Questa mattina il mio dolce Gesù non mi ha fatto tanto aspettare; è venuto, ma affannato, smanioso, e gettandosi nelle mie braccia mi ha detto:
“Figlia mia, dammi riposo, fammi sfogare in amore. Se la giustizia vuole il suo sfogo, può sfogarsi con tutte le creature, il mio amore invece può sfogarsi solo con chi mi ama, con chi è ferito dallo stesso mio amore e delirando va trovando sfogo nel mio amore chiedendomi altro amore. E se il mio amore non trovasse una creatura che mi facesse sfogare, la mia giustizia si accenderebbe di più e darebbe l’ultimo colpo per distruggere le povere creature”.
E mentre ciò diceva mi baciava, ritornava a baciarmi, mi diceva:
“Ti amo, ma d’un amore eterno; ti amo, ma d’amore immenso; ti amo, ma d’un amore a te incomprensibile; ti amo d’un amore che non avrà mai limiti né fine; ti amo d’un amore che mai potrai eguagliarmi”.
Ma chi può dire tutti i titoli con i quali Gesù diceva d’amarmi?

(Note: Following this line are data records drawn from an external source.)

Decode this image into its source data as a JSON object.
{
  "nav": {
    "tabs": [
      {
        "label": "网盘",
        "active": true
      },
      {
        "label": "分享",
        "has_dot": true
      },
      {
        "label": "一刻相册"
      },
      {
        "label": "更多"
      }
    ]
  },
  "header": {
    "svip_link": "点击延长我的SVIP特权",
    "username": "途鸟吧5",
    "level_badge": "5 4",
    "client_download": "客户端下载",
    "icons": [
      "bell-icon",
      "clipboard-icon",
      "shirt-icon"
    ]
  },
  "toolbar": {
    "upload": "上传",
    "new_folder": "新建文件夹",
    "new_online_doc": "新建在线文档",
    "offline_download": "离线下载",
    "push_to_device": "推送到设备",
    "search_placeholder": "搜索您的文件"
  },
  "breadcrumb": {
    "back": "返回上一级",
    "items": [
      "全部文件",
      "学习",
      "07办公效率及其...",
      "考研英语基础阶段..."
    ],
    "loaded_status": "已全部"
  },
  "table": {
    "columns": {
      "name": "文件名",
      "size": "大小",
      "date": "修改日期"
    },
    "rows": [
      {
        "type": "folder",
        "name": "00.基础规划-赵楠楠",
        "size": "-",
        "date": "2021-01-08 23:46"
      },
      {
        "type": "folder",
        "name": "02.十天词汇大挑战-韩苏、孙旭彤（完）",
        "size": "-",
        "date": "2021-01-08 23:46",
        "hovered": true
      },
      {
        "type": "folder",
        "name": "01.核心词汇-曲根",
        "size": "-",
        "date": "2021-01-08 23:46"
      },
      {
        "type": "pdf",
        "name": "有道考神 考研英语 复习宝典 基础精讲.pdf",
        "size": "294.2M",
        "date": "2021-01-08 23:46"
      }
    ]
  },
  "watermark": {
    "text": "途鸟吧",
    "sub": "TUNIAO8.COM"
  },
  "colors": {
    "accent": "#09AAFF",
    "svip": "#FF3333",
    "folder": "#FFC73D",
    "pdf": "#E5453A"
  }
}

E ad ogni motto che diceva attendeva la mia risposta; io non sapendo che dirgli né avendo motti sufficienti per rendergli la pariglia, gli ho detto: “Vita mia, tu sai che non ho nulla, e tutto ciò che faccio lo prendo da te e poi lo lascio in te di nuovo, per fare che le cose mie stando in te abbiano continua attitudine e vita in te, ed io rimango sempre nulla. Perciò prendo il tuo amore e lo faccio mio, e ti dico: “Ti amo d’un amore eterno, immenso, d’un amore che non ha limiti né fine e che è eguale al tuo”. E me lo baciavo e ribaciavo, e come andavo ripetendo: “Ti amo”, così Gesù si quietava e prendeva riposo, ed è scomparso.